Edit: I have added an image of a zoom-in on the diagonal of a similar matrix to the one I have:
The original system is 16 million by 16 million elements so I cannot store the full image of it, but I have tested several smaller variants and all the non-zero entries are clustered around the diagonal, which is to be expected since vertices in the FEM mesh are enumerated left to right and top to bottom (spatially), so there is at least some ordering, although I doubt it's optimal (also Dirichlet nodes are taken out since they only affect the right-hand side).
Edit 2: It seems like this is a known bottleneck, but the solutions to it are by no means simple: https://arxiv.org/pdf/1908.00741.pdf I will probably look into multigrid instead, after trying how an RCM reordering will affect the runtime.

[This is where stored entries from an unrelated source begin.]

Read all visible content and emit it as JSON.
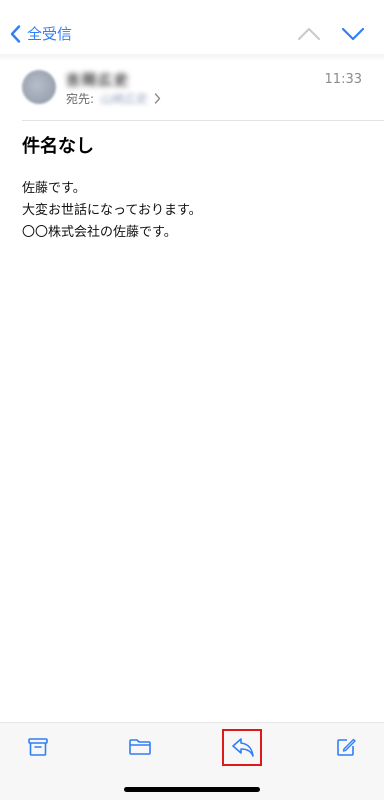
{
  "nav": {
    "back_label": "全受信",
    "accent_color": "#2f7ff6"
  },
  "message": {
    "sender_name": "吉岡広史",
    "to_label": "宛先:",
    "to_value": "山崎広史",
    "time": "11:33",
    "subject": "件名なし",
    "body_lines": [
      "佐藤です。",
      "大変お世話になっております。",
      "〇〇株式会社の佐藤です。"
    ]
  },
  "toolbar": {
    "items": [
      "archive-icon",
      "folder-icon",
      "reply-icon",
      "compose-icon"
    ],
    "highlight_color": "#e01818"
  }
}
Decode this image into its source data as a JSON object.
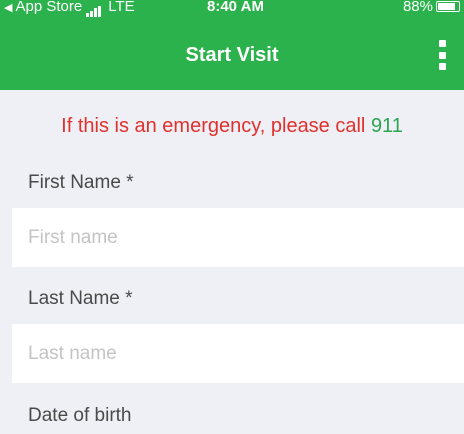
{
  "status_bar": {
    "back_app": "App Store",
    "network": "LTE",
    "time": "8:40 AM",
    "battery": "88%"
  },
  "header": {
    "title": "Start Visit",
    "menu_icon": "vertical-ellipsis-icon",
    "background_color": "#2bb24c"
  },
  "emergency": {
    "text": "If this is an emergency, please call ",
    "number": "911",
    "text_color": "#e0312c",
    "number_color": "#2ea44f"
  },
  "form": {
    "first_name": {
      "label": "First Name *",
      "placeholder": "First name",
      "value": ""
    },
    "last_name": {
      "label": "Last Name *",
      "placeholder": "Last name",
      "value": ""
    },
    "dob": {
      "label": "Date of birth"
    }
  }
}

Edit 3: I implemented the suggestions from Neil Lindquist, however those didn't produce a notable improvement in runtime, but they did reduce memory requirements and memory access substantially. I am assuming that for my problem I am limited by the computations and not the memory access, and mainly the lack of parallelization for the triangular solves. For this I guess I should refer to the linked paper, or use a domain decomposition or multigrid preconditioner instead (since both can be parallelized).